SHAP (2017)#

The SHAP framework identifies a unique solution within the class of additive feature attribution methods, based on game theory results, that satisfies a set of desirable properties: local accuracy, missingness, and consistency. SHAP values are proposed as a unified measure of feature importance, defined as the Shapley values of a conditional expectation function of the original model. They represent the change in the expected model prediction when conditioning on a particular feature, explaining how to get from the base value (expected prediction without knowing any features) to the current output.

Cooperative Game with Three Players#

Consider a cooperative game with three players. So, set \(N = \{1, 2, 3\}\). And let the value function \( v(S) \) define the payout for each player \( \{1\}, \{2\}, \{3\} \).

Shapley Value Calculation#

Shapley Value is represented by:

\[ \Phi_{i} = \sum_{S\subseteq F \setminus \{i\} }^{} \frac{|S|!(|F|-|S|-1)!}{|F|!} [f_{S\cup\{i\}}(x_{S\cup\{i\}} - f_{x}(x_{S}))]\]

Let’s calculate \( \Phi_{\{1\}} \) for the game where the players are represented by \( F = \{1,2,3\} \) and the payout function is \( v \).

So,

\[ \Phi_{\{1\}} = \sum_{S\subseteq \{1,2,3\} \setminus \{1\} }^{} \frac{|S|!(3-|S|-1)!}{3!} [v(S\cup\{1\}) - v(S)]\]

Here, S can be \( \{2,3\}, \{2\}, \{3\}, \{\} \)

So,

\[ \Phi_{\{1\}} = \frac{|2|!(3-2-1)!}{3!} [v(\{1, 2, 3\}) - v(\{2, 3\})] + \frac{1!(3-1-1)!}{3!} [v(\{1, 2\}) - v(\{2\})] + \frac{1!(3-1-1)!}{3!} [v(\{1, 3\}) - v(\{3\})] + \frac{0!(3-0-1)!}{3!} [v(\{1\}) - v(\{\})] \]
\[ \Phi_{\{1\}} = \frac{1}{3} [v(\{1, 2, 3\}) - v(\{2, 3\})] + \frac{1}{6} [v(\{1, 2\}) - v(\{2\})] + \frac{1}{6} [v(\{1, 3\}) - v(\{3\})] + \frac{1}{3} [v(\{1\}) - v(\{\})] \]
\[ \Phi_{\{1\}} = \frac{1}{3} v(\{1, 2, 3\}) - \frac{1}{3} v(\{2, 3\}) + \frac{1}{6} v(\{1, 2\}) - \frac{1}{6} v(\{2\}) + \frac{1}{6} v(\{1, 3\}) - \frac{1}{6} v(\{3\}) + \frac{1}{3} v(\{1\}) - \frac{1}{3} v(\{\}) \]
\[ \Phi_{\{1\}} = - \frac{1}{3} v(\{\}) + \frac{1}{3} v(\{1\}) - \frac{1}{6} v(\{2\}) - \frac{1}{6} v(\{3\}) + \frac{1}{6} v(\{1, 2\}) - \frac{1}{3} v(\{2, 3\}) + \frac{1}{6} v(\{1, 3\}) + \frac{1}{3} v(\{1, 2, 3\}) \]

Value Function Definition#

Now, we need to get the values from the value function for the terms: \( v(\{\}), v(\{1\}), v(\{2\}), v(\{3\}), v(\{1, 2\}), v(\{2, 3\}), v(\{1, 3\}), v(\{1, 2, 3\}) \).

Here, \(v\) is the value function representing the worth of a coalition (e.g., the model’s prediction with a subset of features).

  • \(v(\{\})\): The value for the empty coalition, meaning it holds the value when no features are added.
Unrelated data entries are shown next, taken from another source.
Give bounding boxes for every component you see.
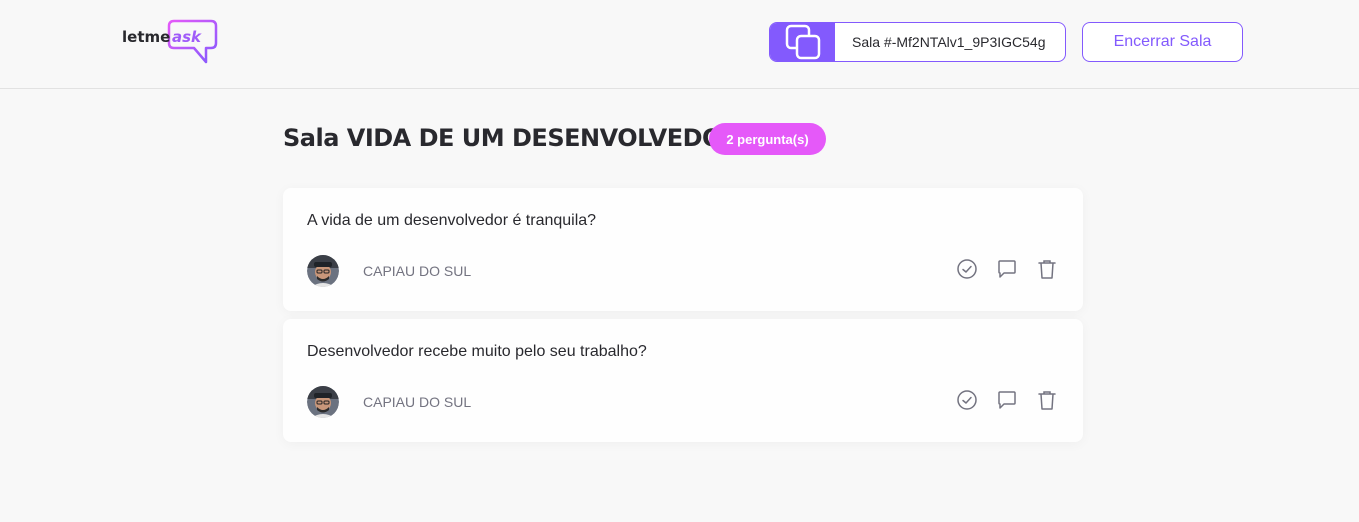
question-count-badge: 2 pergunta(s) (709, 123, 826, 155)
check-icon[interactable] (955, 257, 979, 281)
room-code-button[interactable]: Sala #-Mf2NTAlv1_9P3IGC54g (769, 22, 1066, 62)
question-author: CAPIAU DO SUL (363, 394, 472, 410)
check-icon[interactable] (955, 388, 979, 412)
avatar (307, 386, 339, 418)
svg-text:letme: letme (122, 28, 170, 46)
question-author: CAPIAU DO SUL (363, 263, 472, 279)
question-text: A vida de um desenvolvedor é tranquila? (307, 212, 597, 229)
avatar (307, 255, 339, 287)
copy-icon[interactable] (770, 23, 835, 61)
logo-icon[interactable]: letme ask (122, 18, 218, 66)
trash-icon[interactable] (1035, 388, 1059, 412)
question-actions (955, 388, 1059, 412)
question-actions (955, 257, 1059, 281)
room-code-label: Sala #-Mf2NTAlv1_9P3IGC54g (852, 34, 1046, 50)
answer-icon[interactable] (995, 257, 1019, 281)
question-card: Desenvolvedor recebe muito pelo seu trab… (283, 319, 1083, 442)
header: letme ask Sala #-Mf2NTAlv1_9P3IGC54g Enc… (0, 0, 1359, 89)
answer-icon[interactable] (995, 388, 1019, 412)
question-card: A vida de um desenvolvedor é tranquila? … (283, 188, 1083, 311)
trash-icon[interactable] (1035, 257, 1059, 281)
svg-text:ask: ask (172, 28, 202, 46)
end-room-button[interactable]: Encerrar Sala (1082, 22, 1243, 62)
question-text: Desenvolvedor recebe muito pelo seu trab… (307, 343, 647, 360)
page-title: Sala VIDA DE UM DESENVOLVEDOR (283, 124, 740, 152)
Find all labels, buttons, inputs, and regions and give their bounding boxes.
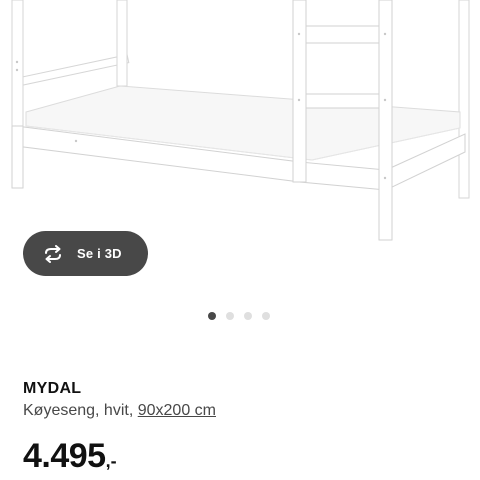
price-amount: 4.495 <box>23 437 106 475</box>
gallery-pagination <box>208 312 270 320</box>
gallery-dot-3[interactable] <box>244 312 252 320</box>
rotate-arrows-icon <box>41 242 65 266</box>
product-price: 4.495,- <box>23 437 117 476</box>
view-in-3d-button[interactable]: Se i 3D <box>23 231 148 276</box>
gallery-dot-2[interactable] <box>226 312 234 320</box>
gallery-dot-1[interactable] <box>208 312 216 320</box>
product-page: Se i 3D MYDAL Køyeseng, hvit, 90x200 cm … <box>0 0 480 480</box>
gallery-dot-4[interactable] <box>262 312 270 320</box>
product-name: MYDAL <box>23 380 82 397</box>
price-suffix: ,- <box>105 451 117 471</box>
product-description: Køyeseng, hvit, 90x200 cm <box>23 402 216 420</box>
product-description-text: Køyeseng, hvit, <box>23 402 138 419</box>
size-link[interactable]: 90x200 cm <box>138 402 216 419</box>
view-in-3d-label: Se i 3D <box>77 246 122 261</box>
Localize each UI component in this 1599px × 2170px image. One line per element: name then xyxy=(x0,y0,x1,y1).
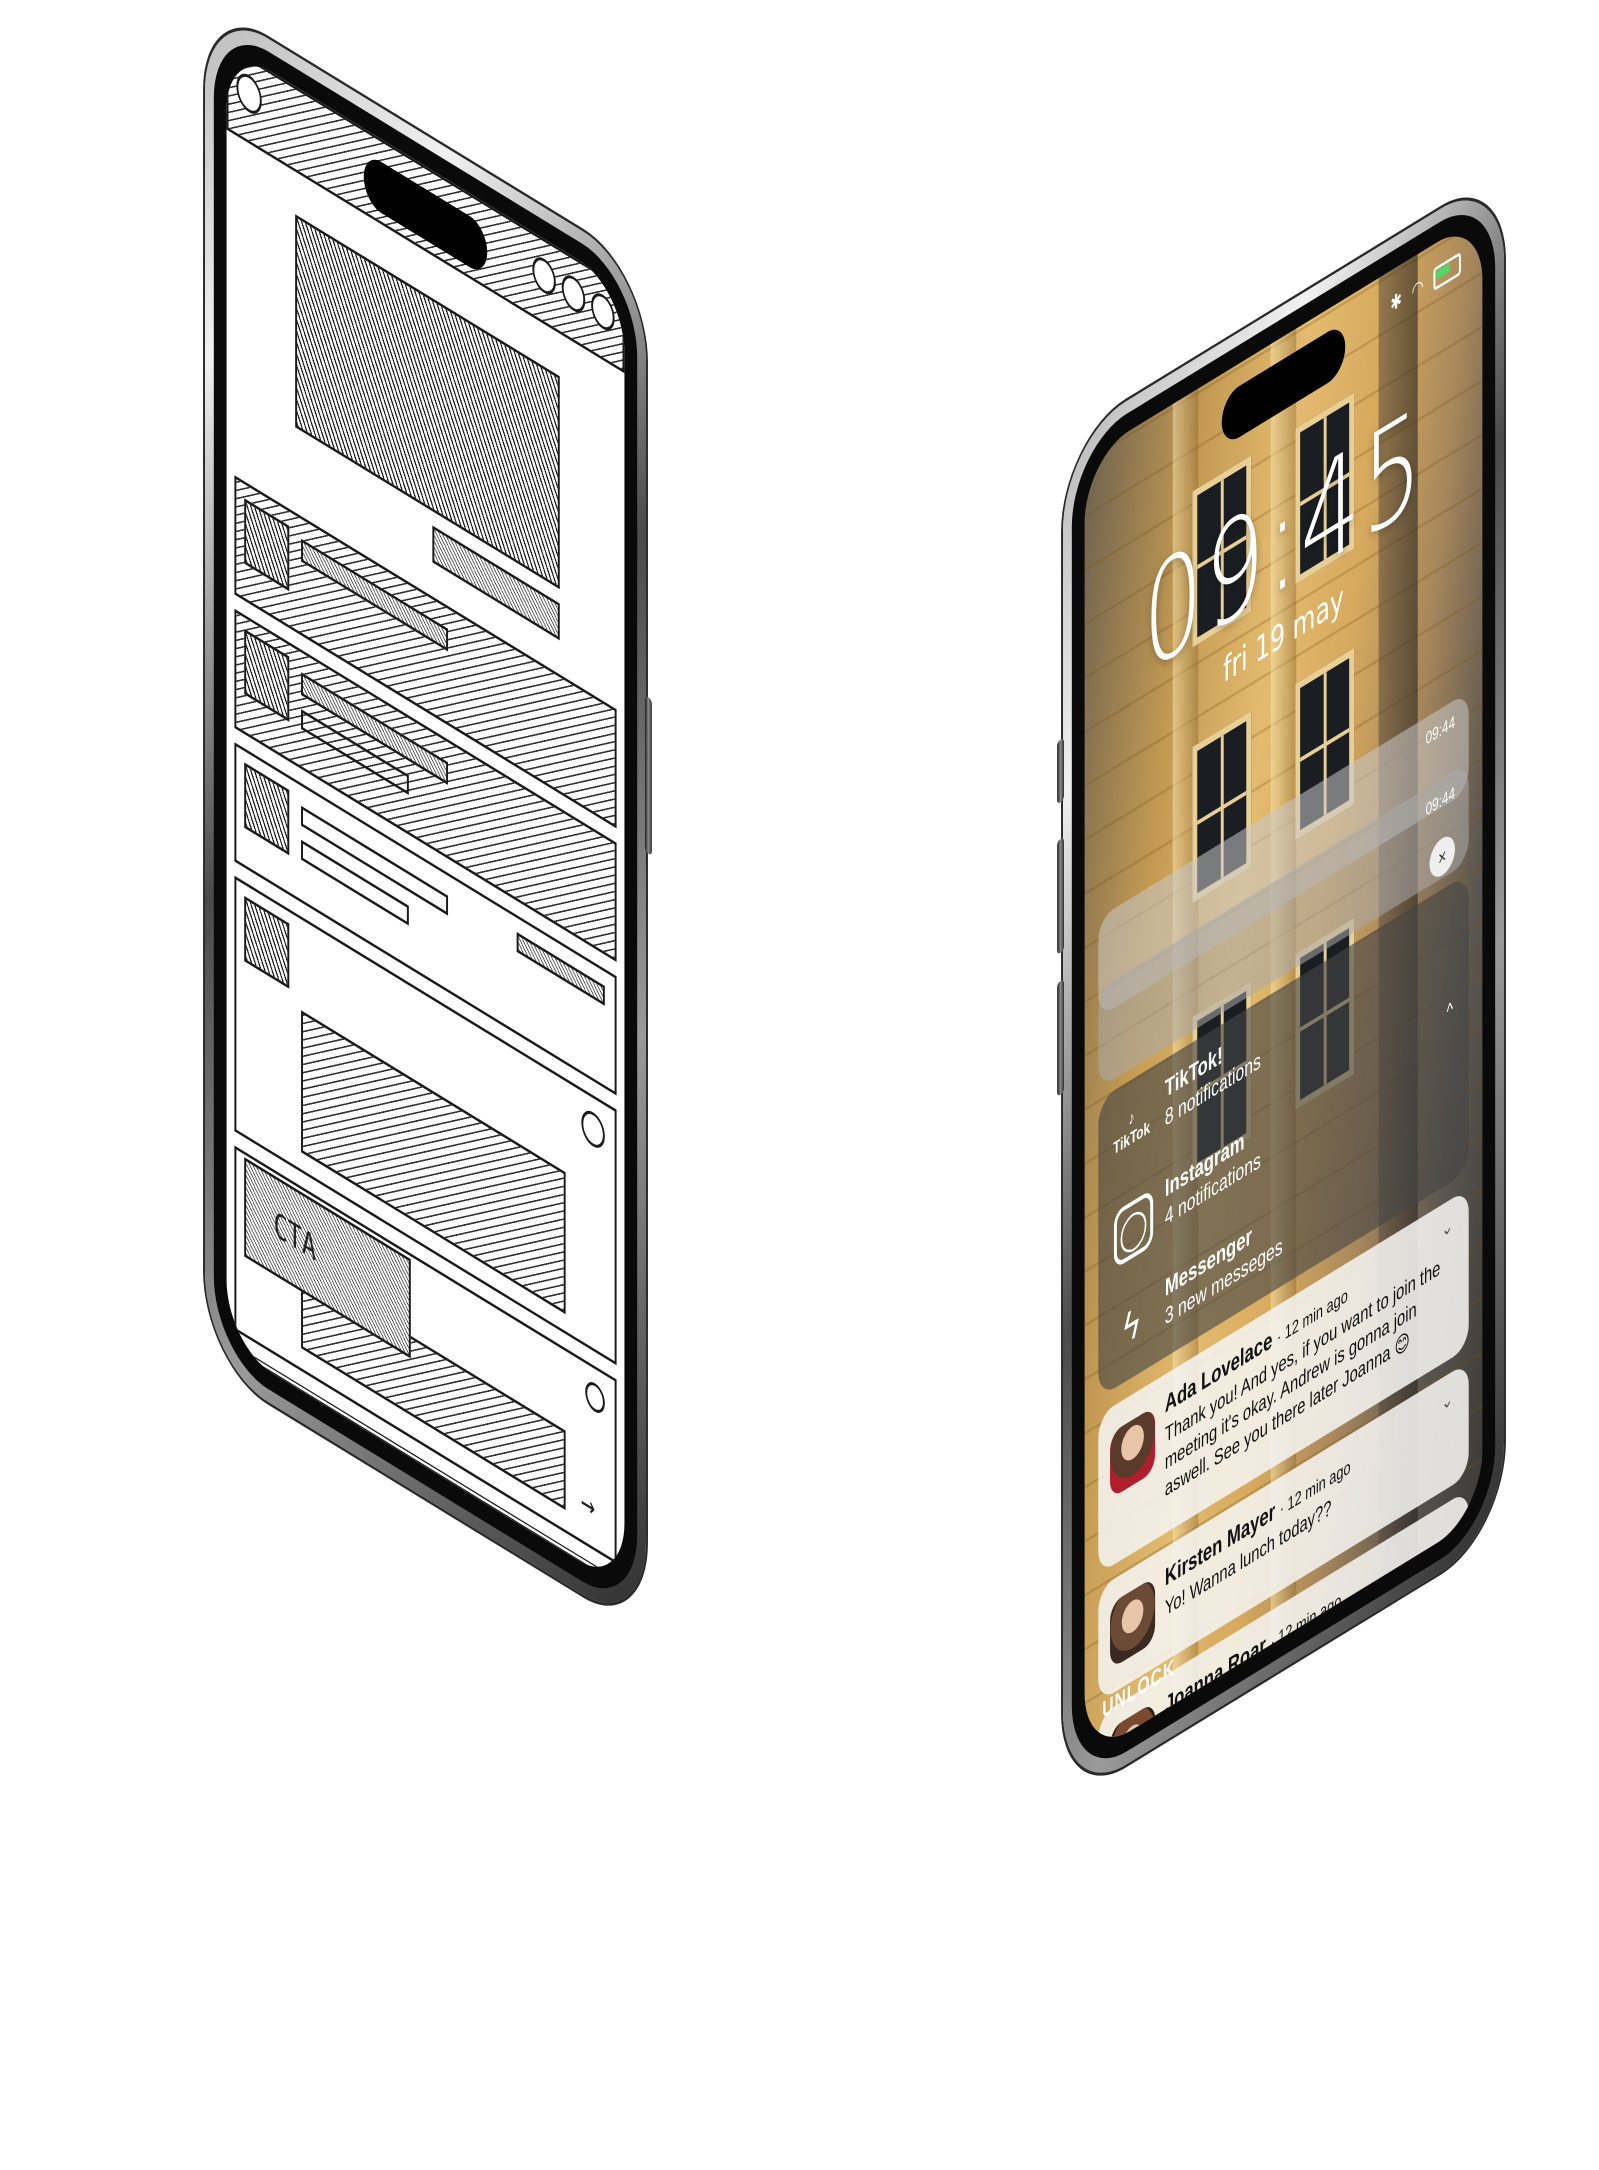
notification-time: 09:44 xyxy=(1425,711,1455,750)
avatar xyxy=(1110,1576,1156,1670)
action-button xyxy=(1057,737,1064,805)
battery-icon xyxy=(1433,251,1461,291)
side-button xyxy=(645,695,652,856)
expand-icon[interactable]: ⌄ xyxy=(1442,1385,1453,1416)
arrow-right-icon[interactable]: → xyxy=(581,1480,595,1528)
lockscreen-phone-view: ✱ ◠ 09:45 fri 19 may 09:44 09:44 × ♪ TikT… xyxy=(800,0,1599,2170)
messenger-icon: ϟ xyxy=(1123,1297,1140,1355)
instagram-icon: ◯ xyxy=(1113,1188,1154,1270)
wireframe-phone-view: CTA → xyxy=(0,0,800,2170)
volume-up-button xyxy=(1057,837,1064,955)
avatar xyxy=(1110,1406,1156,1499)
notification-time: 09:44 xyxy=(1425,782,1455,821)
lockscreen-phone: ✱ ◠ 09:45 fri 19 may 09:44 09:44 × ♪ TikT… xyxy=(1057,170,1504,1804)
tiktok-icon: ♪ TikTok xyxy=(1113,1106,1151,1160)
expand-icon[interactable]: ⌄ xyxy=(1442,1212,1453,1243)
wifi-icon: ◠ xyxy=(1411,273,1424,304)
wireframe-phone: CTA → xyxy=(205,0,652,1634)
volume-down-button xyxy=(1057,979,1064,1097)
lockscreen: ✱ ◠ 09:45 fri 19 may 09:44 09:44 × ♪ TikT… xyxy=(1084,214,1483,1759)
collapse-icon[interactable]: ^ xyxy=(1447,996,1453,1023)
wireframe-screen: CTA → xyxy=(226,44,625,1589)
This is the model’s base value or the prediction without any feature information.

  • For any other coalition \(v(\{S\})\), it is obtained by evaluating the model (or its conditional expectation) on the input where only the features in \(S\) are present, and other features are handled (e.g., by marginalization or conditioning).